A federal judge is forcing environmentalists to back their challenge of a logging project with cold, hard cash.
In November, U.S. District Judge Donald Molloy ordered a
halt to logging on the Beaverhead-Deerlodge National Forest,
outside of Butte, after three environmental groups appealed the
judge’s earlier decision to allow the 2,600-acre timber
harvest. Then, on Dec. 20, Molloy ordered the groups to post a
$100,000 bond. Should the groups lose their appeal before the 9th
Circuit Court, the money would help compensate the Forest Service
and a private contractor for losses due to the delay, such as
decaying timber. The agency had requested a $400,000 bond.
"We have asked for this kind of accountability for
years," says Ellen Engstedt, executive vice president of the
Montana Wood Products Association. "Ninety-eight percent of these
cases are not legitimate. These groups have nothing to lose."
While bonds up to $10,000 aren’t unusual, one this
size "certainly make(s) you gulp and think twice about the strength
of your case," says Andy Stahl, executive director of Forest
Service Employees for Environmental Ethics.

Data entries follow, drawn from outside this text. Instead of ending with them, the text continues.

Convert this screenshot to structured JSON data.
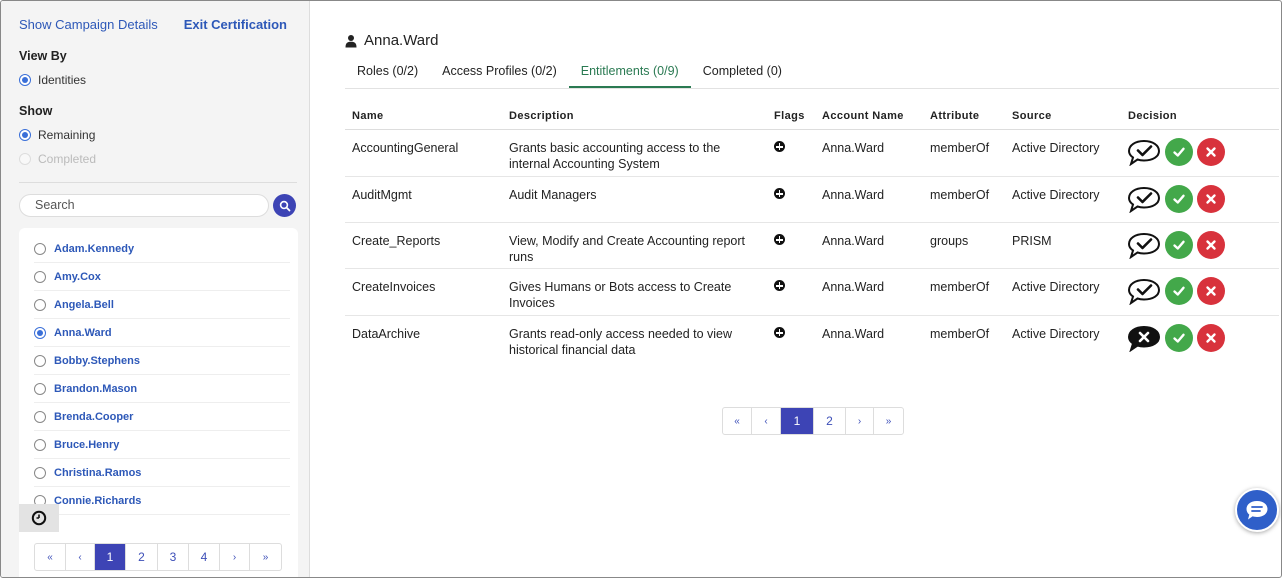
{
  "sidebar": {
    "show_campaign_details": "Show Campaign Details",
    "exit_certification": "Exit Certification",
    "view_by_title": "View By",
    "view_by_option": "Identities",
    "show_title": "Show",
    "show_options": [
      "Remaining",
      "Completed"
    ],
    "search_placeholder": "Search",
    "identities": [
      "Adam.Kennedy",
      "Amy.Cox",
      "Angela.Bell",
      "Anna.Ward",
      "Bobby.Stephens",
      "Brandon.Mason",
      "Brenda.Cooper",
      "Bruce.Henry",
      "Christina.Ramos",
      "Connie.Richards"
    ],
    "selected_identity": "Anna.Ward",
    "pager": [
      "«",
      "‹",
      "1",
      "2",
      "3",
      "4",
      "›",
      "»"
    ],
    "pager_active": "1"
  },
  "main": {
    "user_name": "Anna.Ward",
    "tabs": [
      "Roles (0/2)",
      "Access Profiles (0/2)",
      "Entitlements (0/9)",
      "Completed (0)"
    ],
    "active_tab": "Entitlements (0/9)",
    "columns": [
      "Name",
      "Description",
      "Flags",
      "Account Name",
      "Attribute",
      "Source",
      "Decision"
    ],
    "rows": [
      {
        "name": "AccountingGeneral",
        "description": "Grants basic accounting access to the internal Accounting System",
        "account": "Anna.Ward",
        "attribute": "memberOf",
        "source": "Active Directory",
        "comment_state": "check"
      },
      {
        "name": "AuditMgmt",
        "description": "Audit Managers",
        "account": "Anna.Ward",
        "attribute": "memberOf",
        "source": "Active Directory",
        "comment_state": "check"
      },
      {
        "name": "Create_Reports",
        "description": "View, Modify and Create Accounting report runs",
        "account": "Anna.Ward",
        "attribute": "groups",
        "source": "PRISM",
        "comment_state": "check"
      },
      {
        "name": "CreateInvoices",
        "description": "Gives Humans or Bots access to Create Invoices",
        "account": "Anna.Ward",
        "attribute": "memberOf",
        "source": "Active Directory",
        "comment_state": "check"
      },
      {
        "name": "DataArchive",
        "description": "Grants read-only access needed to view historical financial data",
        "account": "Anna.Ward",
        "attribute": "memberOf",
        "source": "Active Directory",
        "comment_state": "x"
      }
    ],
    "pager": [
      "«",
      "‹",
      "1",
      "2",
      "›",
      "»"
    ],
    "pager_active": "1"
  },
  "colors": {
    "accent": "#3d44b5",
    "link": "#2d58b8",
    "tab_active": "#2a7a52",
    "approve": "#43a84a",
    "revoke": "#d8323c"
  }
}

plaintiffs are being forced to risk bankruptcy just to get into
court, says Michael Garrity, executive director of the Alliance for
the Wild Rockies. His group and the other two — the Ecology
Center and the Native Ecosystems Council — can’t
guarantee such a large bond, he says, and they’ve asked
Molloy to rescind or reduce it: "If we were to put up all our
assets and lose, we would be out of business immediately."